Sanggar ini berdiri sejak 2013, berawal dari keprihatinannya
melihat budaya nenek moyang yang mulai tergerus perkembangan zaman. Berlokasi
di Jalan Makarena, Kelurahan Kwamki Narama, sanggar ini memamerkan berbagai
hasil anyaman khas suku Amungme seperti noken, cawat, mahkota, kalung, gelang,
alas dada, ikat pinggang, dan beragam manik-manik.
“Sebagian besar karya di sanggar saya adalah hasil rajutan
sendiri dari kulit kayu genemo. Sebagian lainnya dibeli dari pengrajin yang
juga merupakan anggota sanggar binaan saya. Ada juga aksesori dari suku lain di
Papua, jadi tidak hanya khusus suku Amungme saja,” kata Yohana saat mengikuti
pameran jelang HUT UMKM yang digelar Pemkab Mimika di Lapangan Timika Indah,
Sabtu (9/8/2025).
Menurutnya, keberadaan sanggar ini tidak semata-mata untuk
tujuan ekonomi, tetapi menjadi wadah menjaga warisan budaya. Ia pun melibatkan
anak-anak muda Amungme, memberi pelatihan khusus agar mereka mengenal budaya
dan dapat melestarikannya.
Beberapa atribut pakaian adat yang nyaris hilang di
masyarakat Amungme antara lain ikat pinggang (tarao dan wanpi) serta alas dada
khusus laki-laki (nigilwia). Kedua atribut ini dirajut dari tali genemo yang
dipadukan dengan batang anggrek emas. Pada masa lalu, keduanya disematkan
dengan tulang kasuari sebagai simbol kejantanan dan martabat laki-laki Amungme,
baik pejabat maupun masyarakat biasa.
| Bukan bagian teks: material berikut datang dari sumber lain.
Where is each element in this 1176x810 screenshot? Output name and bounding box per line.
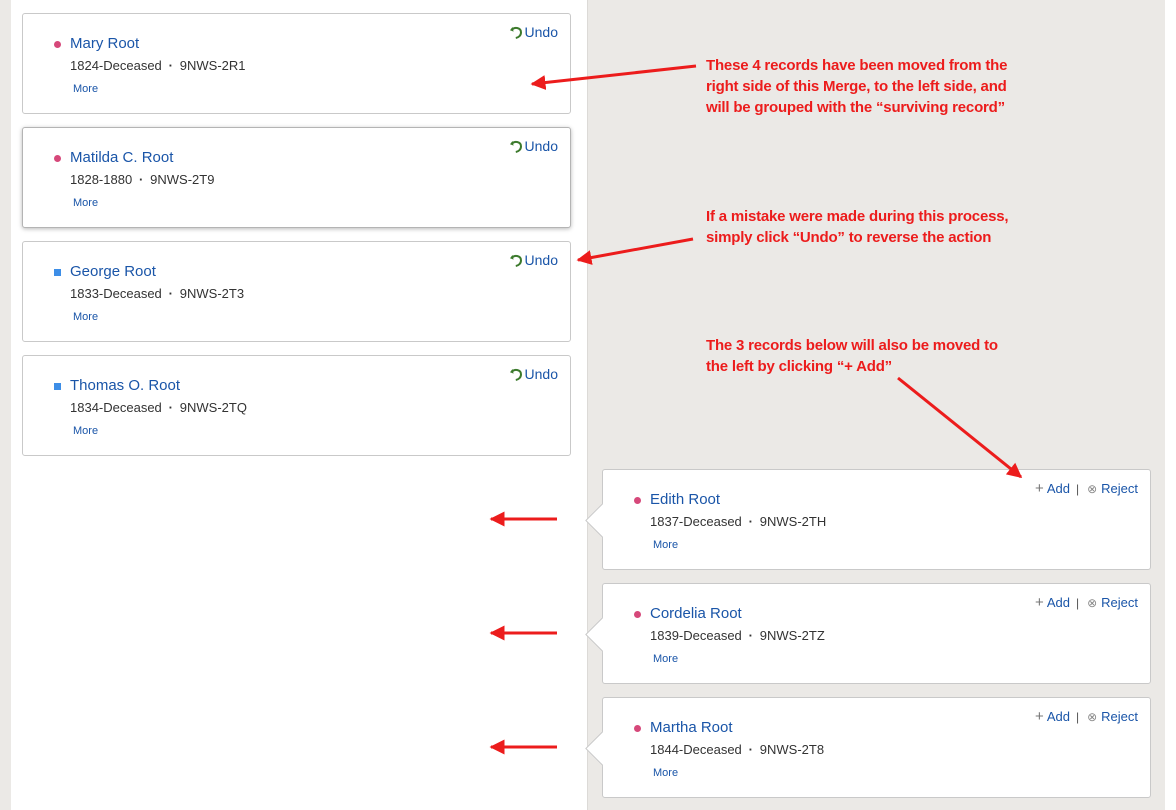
add-button[interactable]: Add xyxy=(1047,595,1070,610)
card-actions: + Add | ⊗ Reject xyxy=(1035,709,1138,724)
person-dates: 1828-1880 xyxy=(70,172,133,187)
undo-label: Undo xyxy=(524,366,558,382)
person-id: 9NWS-2T8 xyxy=(759,742,825,757)
reject-button[interactable]: Reject xyxy=(1101,481,1138,496)
person-name-link[interactable]: Martha Root xyxy=(650,719,733,736)
undo-label: Undo xyxy=(524,138,558,154)
person-name-link[interactable]: Thomas O. Root xyxy=(70,377,180,394)
card-pointer xyxy=(581,726,603,770)
add-button[interactable]: Add xyxy=(1047,481,1070,496)
person-id: 9NWS-2R1 xyxy=(179,58,246,73)
person-name-link[interactable]: Matilda C. Root xyxy=(70,149,173,166)
annotation-line: will be grouped with the “surviving reco… xyxy=(706,99,1005,116)
undo-arrow-icon xyxy=(509,368,522,381)
undo-arrow-icon xyxy=(509,254,522,267)
annotation-line: If a mistake were made during this proce… xyxy=(706,208,1009,225)
circle-x-icon: ⊗ xyxy=(1087,481,1098,496)
plus-icon: + xyxy=(1035,594,1044,611)
person-details: 1834-Deceased · 9NWS-2TQ xyxy=(70,400,247,415)
person-name-link[interactable]: Cordelia Root xyxy=(650,605,742,622)
more-link[interactable]: More xyxy=(653,539,678,551)
card-actions: + Add | ⊗ Reject xyxy=(1035,481,1138,496)
undo-button[interactable]: Undo xyxy=(509,24,558,40)
annotation-line: the left by clicking “+ Add” xyxy=(706,358,892,375)
undo-arrow-icon xyxy=(509,26,522,39)
undo-button[interactable]: Undo xyxy=(509,138,558,154)
person-dates: 1844-Deceased xyxy=(650,742,742,757)
annotation-moved-records: These 4 records have been moved from the… xyxy=(706,55,1007,118)
more-link[interactable]: More xyxy=(73,311,98,323)
person-card-right: Cordelia Root 1839-Deceased · 9NWS-2TZ Mor… xyxy=(602,583,1151,684)
person-name-link[interactable]: George Root xyxy=(70,263,156,280)
annotation-add-hint: The 3 records below will also be moved t… xyxy=(706,335,998,377)
person-card-left: Thomas O. Root 1834-Deceased · 9NWS-2TQ Mo… xyxy=(22,355,571,456)
person-details: 1844-Deceased · 9NWS-2T8 xyxy=(650,742,825,757)
card-pointer xyxy=(581,498,603,542)
female-icon xyxy=(634,497,641,504)
female-icon xyxy=(634,611,641,618)
person-details: 1833-Deceased · 9NWS-2T3 xyxy=(70,286,245,301)
male-icon xyxy=(54,269,61,276)
person-details: 1839-Deceased · 9NWS-2TZ xyxy=(650,628,825,643)
undo-label: Undo xyxy=(524,252,558,268)
person-details: 1824-Deceased · 9NWS-2R1 xyxy=(70,58,246,73)
male-icon xyxy=(54,383,61,390)
more-link[interactable]: More xyxy=(653,653,678,665)
annotation-line: simply click “Undo” to reverse the actio… xyxy=(706,229,992,246)
person-card-left: Mary Root 1824-Deceased · 9NWS-2R1 More Un… xyxy=(22,13,571,114)
more-link[interactable]: More xyxy=(653,767,678,779)
annotation-undo-hint: If a mistake were made during this proce… xyxy=(706,206,1009,248)
card-actions: + Add | ⊗ Reject xyxy=(1035,595,1138,610)
plus-icon: + xyxy=(1035,480,1044,497)
undo-label: Undo xyxy=(524,24,558,40)
person-details: 1837-Deceased · 9NWS-2TH xyxy=(650,514,827,529)
female-icon xyxy=(634,725,641,732)
annotation-line: These 4 records have been moved from the xyxy=(706,57,1008,74)
person-card-right: Edith Root 1837-Deceased · 9NWS-2TH More +… xyxy=(602,469,1151,570)
person-id: 9NWS-2TH xyxy=(759,514,827,529)
undo-arrow-icon xyxy=(509,140,522,153)
plus-icon: + xyxy=(1035,708,1044,725)
reject-button[interactable]: Reject xyxy=(1101,709,1138,724)
action-divider: | xyxy=(1075,481,1080,496)
undo-button[interactable]: Undo xyxy=(509,252,558,268)
person-card-right: Martha Root 1844-Deceased · 9NWS-2T8 More … xyxy=(602,697,1151,798)
merge-right-panel xyxy=(587,0,1166,810)
more-link[interactable]: More xyxy=(73,83,98,95)
female-icon xyxy=(54,41,61,48)
right-gutter xyxy=(1165,0,1176,810)
left-gutter xyxy=(0,0,11,810)
person-details: 1828-1880 · 9NWS-2T9 xyxy=(70,172,215,187)
circle-x-icon: ⊗ xyxy=(1087,595,1098,610)
person-dates: 1824-Deceased xyxy=(70,58,162,73)
add-button[interactable]: Add xyxy=(1047,709,1070,724)
person-id: 9NWS-2TQ xyxy=(179,400,247,415)
person-name-link[interactable]: Edith Root xyxy=(650,491,720,508)
person-id: 9NWS-2T3 xyxy=(179,286,245,301)
person-dates: 1834-Deceased xyxy=(70,400,162,415)
person-card-left: George Root 1833-Deceased · 9NWS-2T3 More … xyxy=(22,241,571,342)
card-pointer xyxy=(581,612,603,656)
circle-x-icon: ⊗ xyxy=(1087,709,1098,724)
annotation-line: right side of this Merge, to the left si… xyxy=(706,78,1007,95)
more-link[interactable]: More xyxy=(73,197,98,209)
person-dates: 1837-Deceased xyxy=(650,514,742,529)
action-divider: | xyxy=(1075,709,1080,724)
person-card-left: Matilda C. Root 1828-1880 · 9NWS-2T9 More … xyxy=(22,127,571,228)
person-dates: 1833-Deceased xyxy=(70,286,162,301)
undo-button[interactable]: Undo xyxy=(509,366,558,382)
person-dates: 1839-Deceased xyxy=(650,628,742,643)
person-id: 9NWS-2TZ xyxy=(759,628,825,643)
reject-button[interactable]: Reject xyxy=(1101,595,1138,610)
annotation-line: The 3 records below will also be moved t… xyxy=(706,337,998,354)
female-icon xyxy=(54,155,61,162)
person-id: 9NWS-2T9 xyxy=(150,172,215,187)
action-divider: | xyxy=(1075,595,1080,610)
person-name-link[interactable]: Mary Root xyxy=(70,35,139,52)
more-link[interactable]: More xyxy=(73,425,98,437)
Sementara kalung adat dibuat dari tali
genemo, dihiasi batang anggrek, biji buah kasuari, dan taring babi.
“Saya memberi pelatihan dua hingga empat hari kepada
anak-anak muda Amungme yang punya semangat menjaga budaya,” ungkapnya.
Yohana mengaku bangga dan berterima kasih kepada Pemprov
Papua, Pemkab Mimika, serta Yayasan Pengembangan Masyarakat Amungme dan Kamoro
(YPMAK) yang kerap melibatkan sanggarnya dalam berbagai pameran, baik di Timika
maupun di luar daerah.
Meski demikian, ia berharap pemerintah daerah lebih serius
mendukung pelaku usaha dan sanggar budaya dari dua suku asli Mimika, Amungme
dan Kamoro, melalui bantuan hibah yang dapat mengembangkan usaha sekaligus
membantu pelestarian budaya.
“Pemkab Mimika harus serius memperhatikan dua suku ini
dengan memberikan modal untuk mengembangkan usaha, khususnya yang berkaitan
dengan warisan budaya atau adat,” tegasnya.